A wonderful review The key to everything, a review of
Scale: The Universal Laws of Growth, Innovation, Sustainability, and the Pace of Life in Organisms, Cities, Economies, and Companies
by Geoffrey West
Freeman Dyson not only points out good points of the book as well as what is missing and words of caution towards the end:
“The last time humans invented a grand unified theory to make our existence sustainable was when Karl Marx came up with dialectical materialism. The theory had great success in changing human behavior over large areas of our planet. But the changes did not prove to be sustainable, and the theory did not remain unified. It seems likely that West’s theory will run into similar difficulties.
The choice of an imagined future is always a matter of taste. West chooses sustainability as the goal and the Grand Unified Theory as the means to achieve it. My taste is the opposite. I see human freedom as the goal and the creativity of small human societies as the means to achieve it. Freedom is the divine spark that causes human children to rebel against grand unified theories imposed by their parents.”
Along the way, Freeman Dyson points out “West is evidently unaware of Fang and Li’s insight.”

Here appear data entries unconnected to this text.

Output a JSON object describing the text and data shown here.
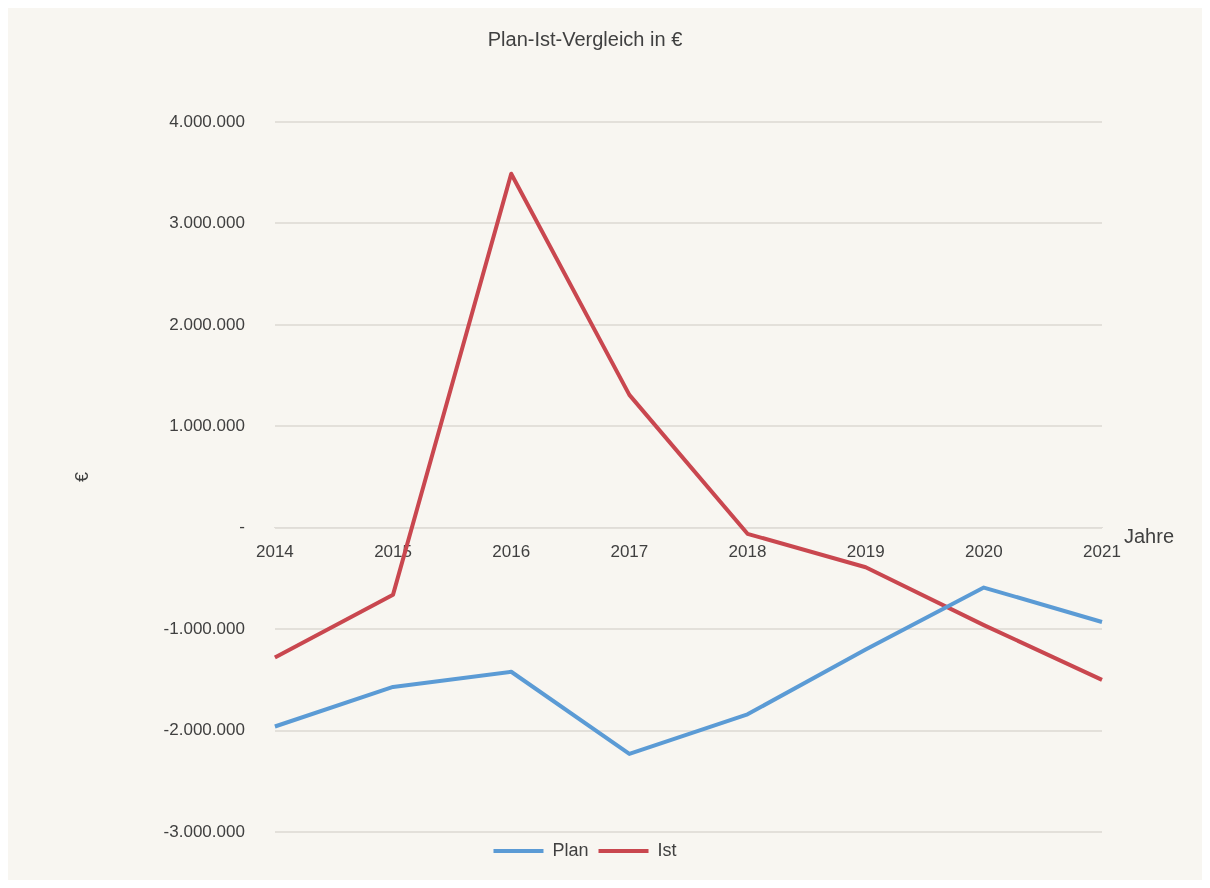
{
  "chart_data": {
    "type": "line",
    "title": "Plan-Ist-Vergleich in €",
    "xlabel": "Jahre",
    "ylabel": "€",
    "categories": [
      "2014",
      "2015",
      "2016",
      "2017",
      "2018",
      "2019",
      "2020",
      "2021"
    ],
    "series": [
      {
        "name": "Plan",
        "color": "#5b9bd5",
        "values": [
          -1960000,
          -1570000,
          -1420000,
          -2230000,
          -1840000,
          -1200000,
          -590000,
          -930000
        ]
      },
      {
        "name": "Ist",
        "color": "#c9474f",
        "values": [
          -1280000,
          -660000,
          3490000,
          1310000,
          -60000,
          -390000,
          -960000,
          -1500000
        ]
      }
    ],
    "ylim": [
      -3000000,
      4000000
    ],
    "yticks": [
      {
        "value": -3000000,
        "label": "-3.000.000"
      },
      {
        "value": -2000000,
        "label": "-2.000.000"
      },
      {
        "value": -1000000,
        "label": "-1.000.000"
      },
      {
        "value": 0,
        "label": "-"
      },
      {
        "value": 1000000,
        "label": "1.000.000"
      },
      {
        "value": 2000000,
        "label": "2.000.000"
      },
      {
        "value": 3000000,
        "label": "3.000.000"
      },
      {
        "value": 4000000,
        "label": "4.000.000"
      }
    ],
    "grid": "y",
    "legend": "bottom",
    "marker": "none",
    "line_style": "solid"
  }
}
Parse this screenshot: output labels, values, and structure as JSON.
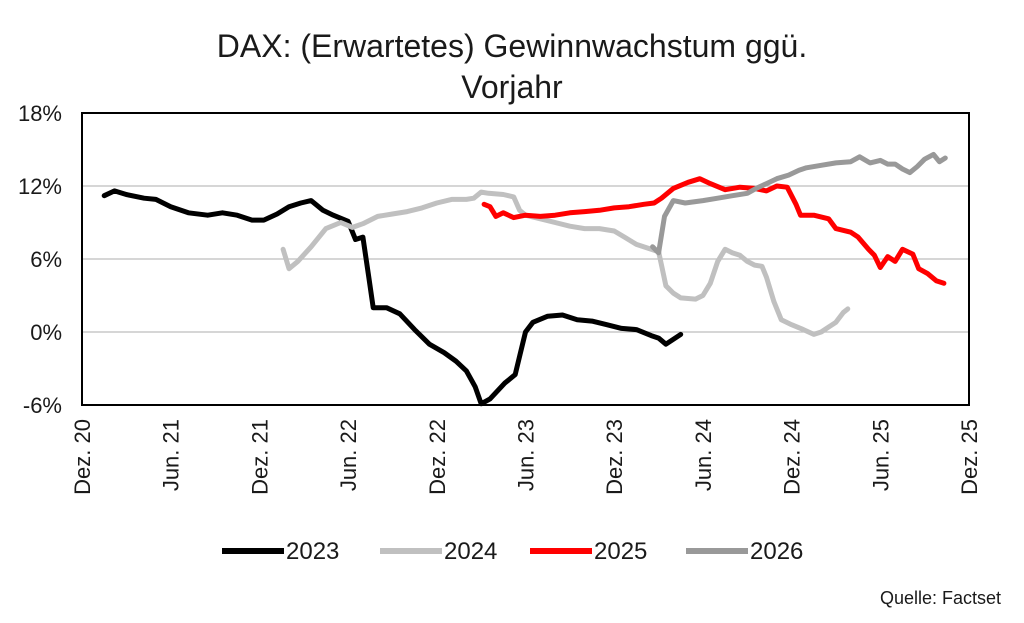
{
  "chart_data": {
    "type": "line",
    "title_lines": [
      "DAX: (Erwartetes) Gewinnwachstum ggü.",
      "Vorjahr"
    ],
    "x_tick_labels": [
      "Dez. 20",
      "Jun. 21",
      "Dez. 21",
      "Jun. 22",
      "Dez. 22",
      "Jun. 23",
      "Dez. 23",
      "Jun. 24",
      "Dez. 24",
      "Jun. 25",
      "Dez. 25"
    ],
    "x_range": [
      0,
      60
    ],
    "y_tick_labels": [
      "18%",
      "12%",
      "6%",
      "0%",
      "-6%"
    ],
    "y_ticks": [
      18,
      12,
      6,
      0,
      -6
    ],
    "ylim": [
      -6,
      18
    ],
    "gridlines": "horizontal",
    "source": "Quelle: Factset",
    "series": [
      {
        "name": "2023",
        "color": "#000000",
        "points": [
          [
            1.5,
            11.2
          ],
          [
            2.2,
            11.6
          ],
          [
            3.0,
            11.3
          ],
          [
            4.2,
            11.0
          ],
          [
            5.0,
            10.9
          ],
          [
            6.0,
            10.3
          ],
          [
            7.2,
            9.8
          ],
          [
            8.5,
            9.6
          ],
          [
            9.5,
            9.8
          ],
          [
            10.5,
            9.6
          ],
          [
            11.5,
            9.2
          ],
          [
            12.3,
            9.2
          ],
          [
            13.2,
            9.7
          ],
          [
            14.0,
            10.3
          ],
          [
            14.8,
            10.6
          ],
          [
            15.5,
            10.8
          ],
          [
            16.3,
            10.0
          ],
          [
            17.0,
            9.6
          ],
          [
            18.0,
            9.1
          ],
          [
            18.5,
            7.6
          ],
          [
            19.0,
            7.8
          ],
          [
            19.4,
            4.5
          ],
          [
            19.7,
            2.0
          ],
          [
            20.6,
            2.0
          ],
          [
            21.5,
            1.5
          ],
          [
            22.5,
            0.2
          ],
          [
            23.5,
            -1.0
          ],
          [
            24.5,
            -1.7
          ],
          [
            25.3,
            -2.4
          ],
          [
            26.0,
            -3.2
          ],
          [
            26.6,
            -4.5
          ],
          [
            27.0,
            -5.9
          ],
          [
            27.6,
            -5.5
          ],
          [
            28.6,
            -4.2
          ],
          [
            29.3,
            -3.5
          ],
          [
            29.6,
            -2.0
          ],
          [
            30.0,
            0.0
          ],
          [
            30.5,
            0.8
          ],
          [
            31.5,
            1.3
          ],
          [
            32.5,
            1.4
          ],
          [
            33.5,
            1.0
          ],
          [
            34.5,
            0.9
          ],
          [
            35.5,
            0.6
          ],
          [
            36.5,
            0.3
          ],
          [
            37.5,
            0.2
          ],
          [
            38.5,
            -0.3
          ],
          [
            39.0,
            -0.5
          ],
          [
            39.5,
            -1.0
          ],
          [
            40.0,
            -0.6
          ],
          [
            40.5,
            -0.2
          ]
        ]
      },
      {
        "name": "2024",
        "color": "#c0c0c0",
        "points": [
          [
            13.6,
            6.8
          ],
          [
            14.0,
            5.2
          ],
          [
            14.6,
            5.8
          ],
          [
            15.5,
            7.0
          ],
          [
            16.5,
            8.5
          ],
          [
            17.5,
            9.0
          ],
          [
            18.3,
            8.6
          ],
          [
            19.0,
            8.9
          ],
          [
            20.0,
            9.5
          ],
          [
            21.0,
            9.7
          ],
          [
            22.0,
            9.9
          ],
          [
            23.0,
            10.2
          ],
          [
            24.0,
            10.6
          ],
          [
            25.0,
            10.9
          ],
          [
            26.0,
            10.9
          ],
          [
            26.5,
            11.0
          ],
          [
            27.0,
            11.5
          ],
          [
            27.5,
            11.4
          ],
          [
            28.5,
            11.3
          ],
          [
            29.2,
            11.1
          ],
          [
            29.6,
            10.0
          ],
          [
            30.0,
            9.6
          ],
          [
            31.0,
            9.3
          ],
          [
            32.0,
            9.0
          ],
          [
            33.0,
            8.7
          ],
          [
            34.0,
            8.5
          ],
          [
            35.0,
            8.5
          ],
          [
            36.0,
            8.3
          ],
          [
            36.7,
            7.8
          ],
          [
            37.5,
            7.2
          ],
          [
            38.5,
            6.8
          ],
          [
            39.0,
            6.6
          ],
          [
            39.2,
            5.5
          ],
          [
            39.5,
            3.8
          ],
          [
            40.0,
            3.2
          ],
          [
            40.5,
            2.8
          ],
          [
            41.5,
            2.7
          ],
          [
            42.0,
            3.0
          ],
          [
            42.5,
            4.0
          ],
          [
            43.0,
            5.8
          ],
          [
            43.5,
            6.8
          ],
          [
            44.0,
            6.5
          ],
          [
            44.5,
            6.3
          ],
          [
            45.0,
            5.8
          ],
          [
            45.5,
            5.5
          ],
          [
            46.0,
            5.4
          ],
          [
            46.3,
            4.5
          ],
          [
            46.8,
            2.5
          ],
          [
            47.3,
            1.0
          ],
          [
            48.0,
            0.6
          ],
          [
            48.8,
            0.2
          ],
          [
            49.5,
            -0.2
          ],
          [
            50.0,
            0.0
          ],
          [
            50.5,
            0.4
          ],
          [
            51.0,
            0.8
          ],
          [
            51.5,
            1.6
          ],
          [
            51.8,
            1.9
          ]
        ]
      },
      {
        "name": "2025",
        "color": "#ff0000",
        "points": [
          [
            27.2,
            10.5
          ],
          [
            27.6,
            10.3
          ],
          [
            28.0,
            9.5
          ],
          [
            28.5,
            9.8
          ],
          [
            29.2,
            9.4
          ],
          [
            30.0,
            9.6
          ],
          [
            31.0,
            9.5
          ],
          [
            32.0,
            9.6
          ],
          [
            33.0,
            9.8
          ],
          [
            34.0,
            9.9
          ],
          [
            35.0,
            10.0
          ],
          [
            36.0,
            10.2
          ],
          [
            37.0,
            10.3
          ],
          [
            38.0,
            10.5
          ],
          [
            38.7,
            10.6
          ],
          [
            39.2,
            11.0
          ],
          [
            40.0,
            11.8
          ],
          [
            41.0,
            12.3
          ],
          [
            41.8,
            12.6
          ],
          [
            42.5,
            12.2
          ],
          [
            43.5,
            11.7
          ],
          [
            44.5,
            11.9
          ],
          [
            45.5,
            11.8
          ],
          [
            46.3,
            11.6
          ],
          [
            47.0,
            12.0
          ],
          [
            47.7,
            11.9
          ],
          [
            48.3,
            10.5
          ],
          [
            48.6,
            9.6
          ],
          [
            49.5,
            9.6
          ],
          [
            50.5,
            9.3
          ],
          [
            51.0,
            8.5
          ],
          [
            52.0,
            8.2
          ],
          [
            52.5,
            7.8
          ],
          [
            53.2,
            6.8
          ],
          [
            53.6,
            6.3
          ],
          [
            54.0,
            5.3
          ],
          [
            54.5,
            6.2
          ],
          [
            55.0,
            5.8
          ],
          [
            55.5,
            6.8
          ],
          [
            56.2,
            6.4
          ],
          [
            56.6,
            5.2
          ],
          [
            57.2,
            4.8
          ],
          [
            57.8,
            4.2
          ],
          [
            58.3,
            4.0
          ]
        ]
      },
      {
        "name": "2026",
        "color": "#999999",
        "points": [
          [
            38.6,
            7.0
          ],
          [
            39.0,
            6.5
          ],
          [
            39.4,
            9.5
          ],
          [
            40.0,
            10.8
          ],
          [
            40.8,
            10.6
          ],
          [
            42.0,
            10.8
          ],
          [
            43.0,
            11.0
          ],
          [
            44.0,
            11.2
          ],
          [
            45.0,
            11.4
          ],
          [
            45.6,
            11.8
          ],
          [
            46.3,
            12.2
          ],
          [
            47.0,
            12.6
          ],
          [
            47.8,
            12.9
          ],
          [
            48.5,
            13.3
          ],
          [
            49.0,
            13.5
          ],
          [
            50.0,
            13.7
          ],
          [
            51.0,
            13.9
          ],
          [
            52.0,
            14.0
          ],
          [
            52.6,
            14.4
          ],
          [
            53.3,
            13.9
          ],
          [
            54.0,
            14.1
          ],
          [
            54.5,
            13.8
          ],
          [
            55.0,
            13.8
          ],
          [
            55.5,
            13.4
          ],
          [
            56.0,
            13.1
          ],
          [
            56.5,
            13.6
          ],
          [
            57.0,
            14.2
          ],
          [
            57.6,
            14.6
          ],
          [
            58.0,
            14.0
          ],
          [
            58.4,
            14.3
          ]
        ]
      }
    ]
  }
}
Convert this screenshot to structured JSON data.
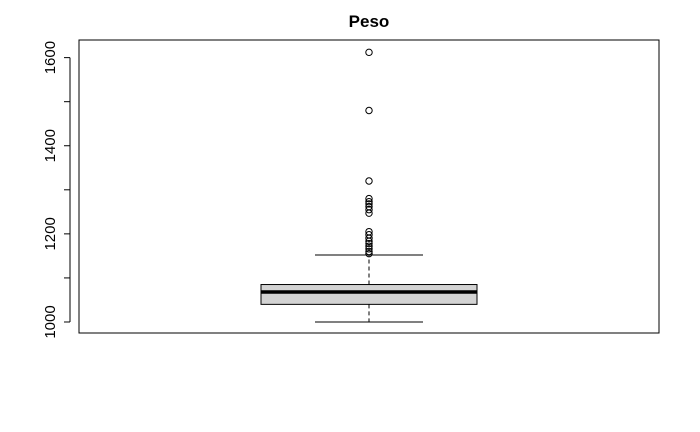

The insight is explained in an earlier review of Freeman Dyson:
“This gloomy picture of the future was known as the heat death. Learned scientists and scholars portrayed the heat death as our inevitable fate. The paradox appears when we look out at the real universe and see nothing resembling the heat death. Both in the world of astronomy and in the world of biology, we see evolution moving in the opposite direction, from disorder to order, from death to life. Everywhere we see new and intricately ordered structures arising out of primeval chaos. The most obvious and familiar example of order growing out of chaos is the emergence of our ordered system of sun and planets out of a featureless cloud of interstellar dust and gas.
Fang’s chapter “How Order Was Born of Chaos” is a beautiful piece of scientific explanation. He explains the paradox of order and disorder as a consequence of the peculiar behavior of gravity. Unlike other kinds of energy, gravitational energy is predominantly negative. Our gravitational energy becomes more and more negative as we walk downhill toward the center of the earth. In any situation where gravitational energy is dominant, temperature and energy flow in opposite directions. The flow of heat works against the heat death, making warm objects hotter and cool objects colder. Instead of disappearing, temperature differences grow as time goes on. In the universe as a whole, gravitational energy is always dominant, and so the heat death never happens. Order grows out of chaos because we live in a universe with structures dominated by gravity. The dismal images of doom and gloom associated with the heat death turn out to be illusory. Fang’s understanding of the paradox brings us into a hopeful universe, with beauty and diversity growing around us as we move into the future.”
This passage from his review of the autobiography of Fang Lizhi The heritage of a great man.